The hope was not to stir up confusion but to add some clarity. The best laid plans.... The main point was to distinguish between being Calvinistic (holding to the five points of Calvinism) versus being Reformed, pointing to five areas of difference:

1. non-confessional vs. confessional
2. "New Covenant" vs. covenantal
3. continuationist vs. cessationist
4. normative principle of worship vs. regulative principle of worship
5. non-sabbatarian vs. sabbatarian

The follow up article was more to respond to Lucas' more specific complaint that my brief reference to KTC misrepresented its thesis.

Though I think it does matter, I wouldn't lose any sleep over it if you don't get all the nuances.

JTR

Armand said...

Pastor Jeff,

I "bit my tongue" and resisted to the temptation to respond to Mr. Lucas' comments. With your response here, I'm thankful I did.

The title "reformed" is a label that represents a fully-orbed and robust system of theology (Covenant Theology). Your post was a thoughtful explanation of a just a few of those characteristics that distinguish those who are convinced of this theological position. New Calvinism however, is a movement, towards certain aspects of RT (CT), but certainly not a complete system of theology. It is actually very ecumenical when it comes to dogma. The conferences and their respective speakers represent a spectrum of theological positions and suggest the willingness to allow more liberality on theological issues as long as we are "together on the gospel".

It is amusing that many in the movement want to wear the "reformed" label but they don't want the full theology or the subsequent implications. In a manner not far removed from post-modernism, they seek to redefine "Reformed" in such a way that they can proudly wear the badge and scream "Not fair!" whenever they are measured against the true definition and come up short. It's really more likened unto a "Picadilly" theology.

One of the overarching difficulties that arise from this, as you eluded to in your previous post, is when a conscientious individual is searching for a Reformed congregation. Unless one keeps up with all the re-defining and has the discernment to recognize the deviations, you never what you might get with a "Reformed" church today. It's almost as bad a the SBC! (Of course that shouldn't be surprising when you consider one of the prominent leaders of this movement and his justification for the ecumenical "2000 Baptist Faith and Message".)

Unfortunately on this side of glory, we aren't going to get our theology perfect, but for the sake of integrity, stop trying to wear clothes that don't fit - you'll either split your britches or lose your pants, but either way, you'll be exposed.

On a much lighter note, a salute to the gruff look of the winter beard you're sporting!

Richard Lucas said...

[I wrote this on the original post...I thought it appropriate to reproduce it here]

Mr.
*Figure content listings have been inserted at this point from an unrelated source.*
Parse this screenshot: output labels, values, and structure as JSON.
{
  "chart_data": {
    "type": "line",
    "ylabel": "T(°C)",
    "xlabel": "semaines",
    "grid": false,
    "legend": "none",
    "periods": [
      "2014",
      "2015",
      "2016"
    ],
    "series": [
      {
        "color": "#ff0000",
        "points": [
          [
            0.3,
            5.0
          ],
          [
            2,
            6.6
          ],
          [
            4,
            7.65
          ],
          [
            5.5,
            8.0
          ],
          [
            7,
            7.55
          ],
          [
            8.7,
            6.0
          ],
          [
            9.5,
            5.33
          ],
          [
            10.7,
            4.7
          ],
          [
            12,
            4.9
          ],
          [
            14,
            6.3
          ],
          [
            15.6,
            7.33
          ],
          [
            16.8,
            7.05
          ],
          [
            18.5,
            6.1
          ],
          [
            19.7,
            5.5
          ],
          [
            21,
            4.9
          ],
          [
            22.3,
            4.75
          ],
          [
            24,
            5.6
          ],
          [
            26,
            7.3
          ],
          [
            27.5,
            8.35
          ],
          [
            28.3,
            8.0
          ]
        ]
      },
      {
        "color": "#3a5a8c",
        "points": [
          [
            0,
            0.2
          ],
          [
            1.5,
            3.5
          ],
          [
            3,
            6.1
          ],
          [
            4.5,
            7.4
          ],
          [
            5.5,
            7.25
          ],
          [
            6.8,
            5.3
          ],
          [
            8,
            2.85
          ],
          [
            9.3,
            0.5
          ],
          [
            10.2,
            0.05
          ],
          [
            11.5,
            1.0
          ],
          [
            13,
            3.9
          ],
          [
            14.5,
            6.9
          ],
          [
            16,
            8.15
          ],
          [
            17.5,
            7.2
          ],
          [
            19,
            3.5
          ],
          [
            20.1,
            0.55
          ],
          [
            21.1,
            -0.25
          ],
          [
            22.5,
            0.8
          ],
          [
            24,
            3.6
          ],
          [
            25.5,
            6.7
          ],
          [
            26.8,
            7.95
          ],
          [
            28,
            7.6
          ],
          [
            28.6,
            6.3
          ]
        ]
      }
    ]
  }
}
Riddle, I did not see your other response [this one] until some time later when someone else pointed me to it, because it was not linked on this particular post (at least not initially). I subscribed to follow up comments for a few days, but then turned that off.

Mr. Barcellos is right, it is better to assume the best, including that you had read the book before commenting on it.

I apologize for assuming/accusing you of not reading the work, please forgive me. Those statements were bound up with the rhetoric of my reply, but it is still not right. This is but another reminder to be slow to speak (or type).

It seems as though at the heart of our disagreement was that we were operating with different definitions of the term "calvinism." Again, I should have asked for clarification before going on the offensive.

I don't have anything further to add to this dispute. I still stand by the substance of what I wrote, but I would certainly want to change the tone.

Mr. Barcellos, thank you for the subtle admonishment. Reading your comment just now prompted me to write this reply.

I will eagerly anticipate the upcoming review you mentioned.